Best Moving Average Strategy for Trading & Investing
There are many moving average strategies across the market. Some of them work best and some of them do not work.
Today I am going to discuss two moving average strategies that work best in intraday trading, swing or positional trading, and investing also.
So, don’t go anywhere else. Take a cup of coffee and sit tight.
Moving Average Strategy-1
In this strategy, you may use two moving averages.
One is a shorter period and another is a longer period moving average.
i) Buy when the shorter period moving average crosses above the longer period moving average. It is called bullish crossover.
ii) Sell when the shorter period moving average crosses below the longer period moving average. It is called a bearish crossover.
iii) You should add RSI to get a confirmed buy and sell signal.
iv) Bullish crossover is called Golden Cross whereas bearish crossover is called Death Cross.
The commonly used moving averages are 50, 100, and 200-period moving averages.
And for trading short-term trends you may use a set of 10 and 20-period moving averages.
Moving Average Strategy- 2 (3 moving average crossover strategy):
in this strategy, you may use three moving averages- short-term, mid-term, and long-term moving average.
The short-term moving average is used to get a buy or sell signal.
When the short-term moving average crosses above the mid-term moving average it gives a buy signal and when it crosses below the mid-term moving average it gives a sell signal.
So, the short-term and mid-term moving averages are used to get entry and exit signals.
And the long-term moving average is used to get information about the trend.
So, you may buy when the short-term moving average crosses above both the mid-term and long-term moving average.

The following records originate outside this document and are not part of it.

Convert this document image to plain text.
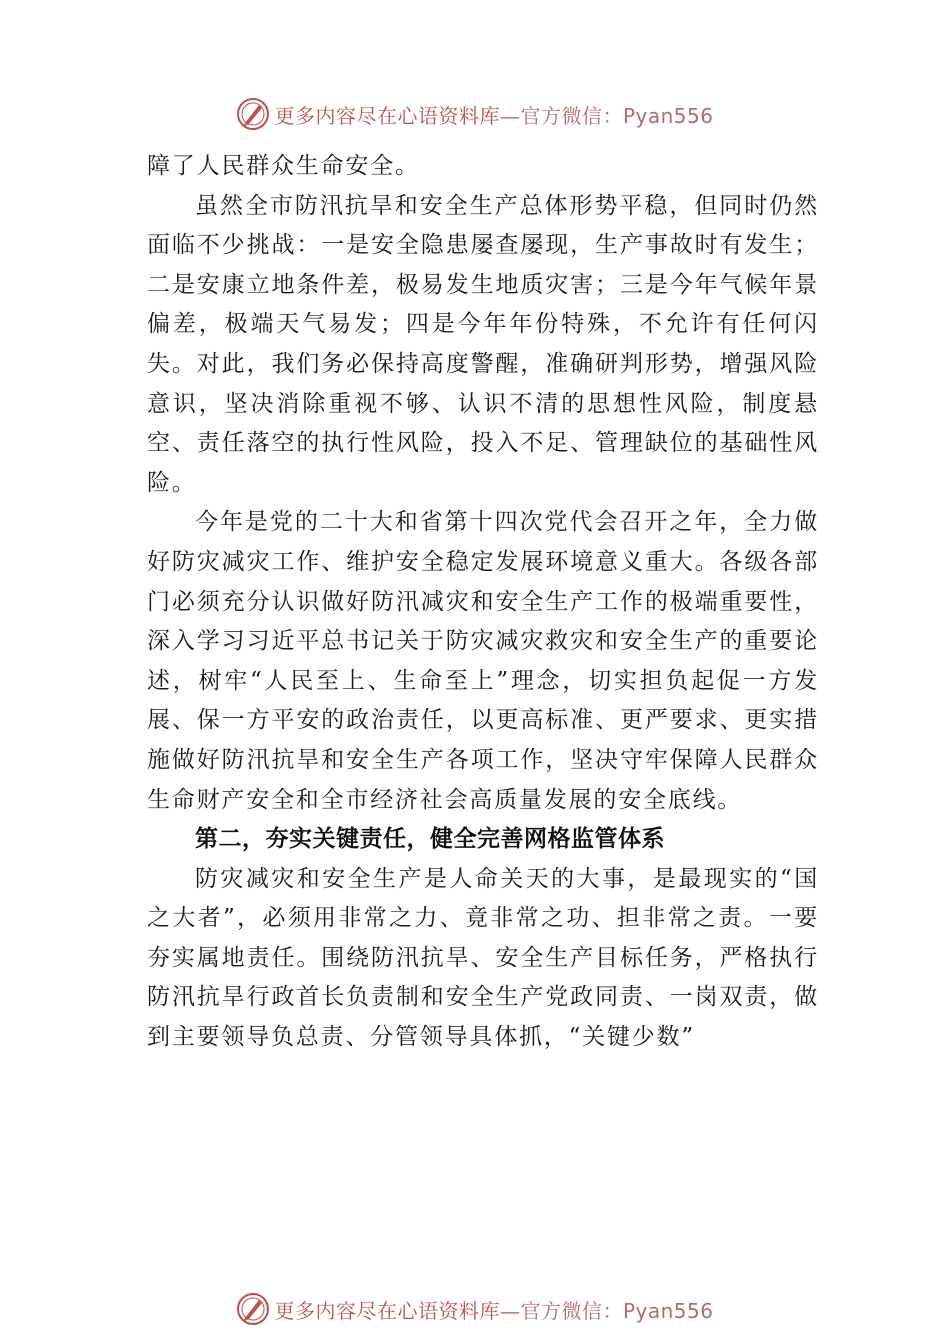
更多内容尽在心语资料库—官方微信：Pyan556

障了人民群众生命安全。

虽然全市防汛抗旱和安全生产总体形势平稳，但同时仍然面临不少挑战：一是安全隐患屡查屡现，生产事故时有发生；二是安康立地条件差，极易发生地质灾害；三是今年气候年景偏差，极端天气易发；四是今年年份特殊，不允许有任何闪失。对此，我们务必保持高度警醒，准确研判形势，增强风险意识，坚决消除重视不够、认识不清的思想性风险，制度悬空、责任落空的执行性风险，投入不足、管理缺位的基础性风险。

今年是党的二十大和省第十四次党代会召开之年，全力做好防灾减灾工作、维护安全稳定发展环境意义重大。各级各部门必须充分认识做好防汛减灾和安全生产工作的极端重要性，深入学习习近平总书记关于防灾减灾救灾和安全生产的重要论述，树牢“人民至上、生命至上”理念，切实担负起促一方发展、保一方平安的政治责任，以更高标准、更严要求、更实措施做好防汛抗旱和安全生产各项工作，坚决守牢保障人民群众生命财产安全和全市经济社会高质量发展的安全底线。

第二，夯实关键责任，健全完善网格监管体系

防灾减灾和安全生产是人命关天的大事，是最现实的“国之大者”，必须用非常之力、竟非常之功、担非常之责。一要夯实属地责任。围绕防汛抗旱、安全生产目标任务，严格执行防汛抗旱行政首长负责制和安全生产党政同责、一岗双责，做到主要领导负总责、分管领导具体抓，“关键少数”

更多内容尽在心语资料库—官方微信：Pyan556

And exit when the short-term moving average crosses down the mid-term moving average.
Sell when the short-term moving average crosses down both the mid-term and long-term moving average.
And exit when the short-term moving average crosses above the mid-term moving average.
And remember each moving average should be multiple of two from one another.
You may use both the above moving average strategies for positional, intraday and long-term perspectives.
Now let’s see how you may use these strategies.
Moving Average Strategy for Positional Trading:
For positional trading, you may use 14, 21, and 50-period EMA.
In a trending market, you may go long(buy) when 14 period EMA crosses above both 21-period and 50-period moving averages.
And you may go short (sell first) when 14-period EMA crosses below both 21-period EMA and 50-period EMA.
Exit when 14 period EMA crosses above 21 periods EMA.
If you think about the timeframe, then you may use 1-hour chart to enter and exit a trade in positional trading.
Best Moving Average Settings for Day Trading:
In intraday trading or day trading, you may use 5, 10, and 20 periods EMA.
In an uptrend, go long (buy first) when 5-period EMA crosses above both 10-period and 20-period EMA and exit when 5-period EMA crosses below 10-period EMA.
In a downtrend, go short( sell first) when 5-period EMA crosses below both 10-period and 20-period EMA.
And exit when 5-period EMA crosses above 10-period EMA.
Since the moving average strategy works best in a trending market, your work should first identify the market situation.
If the market is trending then go with these moving average strategies.
Otherwise, in a sideways market condition, you may face several losses as in a range-bound market price frequently crosses above and below moving averages.
So, you should avoid these strategies in a choppy or sideways market.
Also, you may use other indicators like RSI and volume to confirm your trading entry and exit.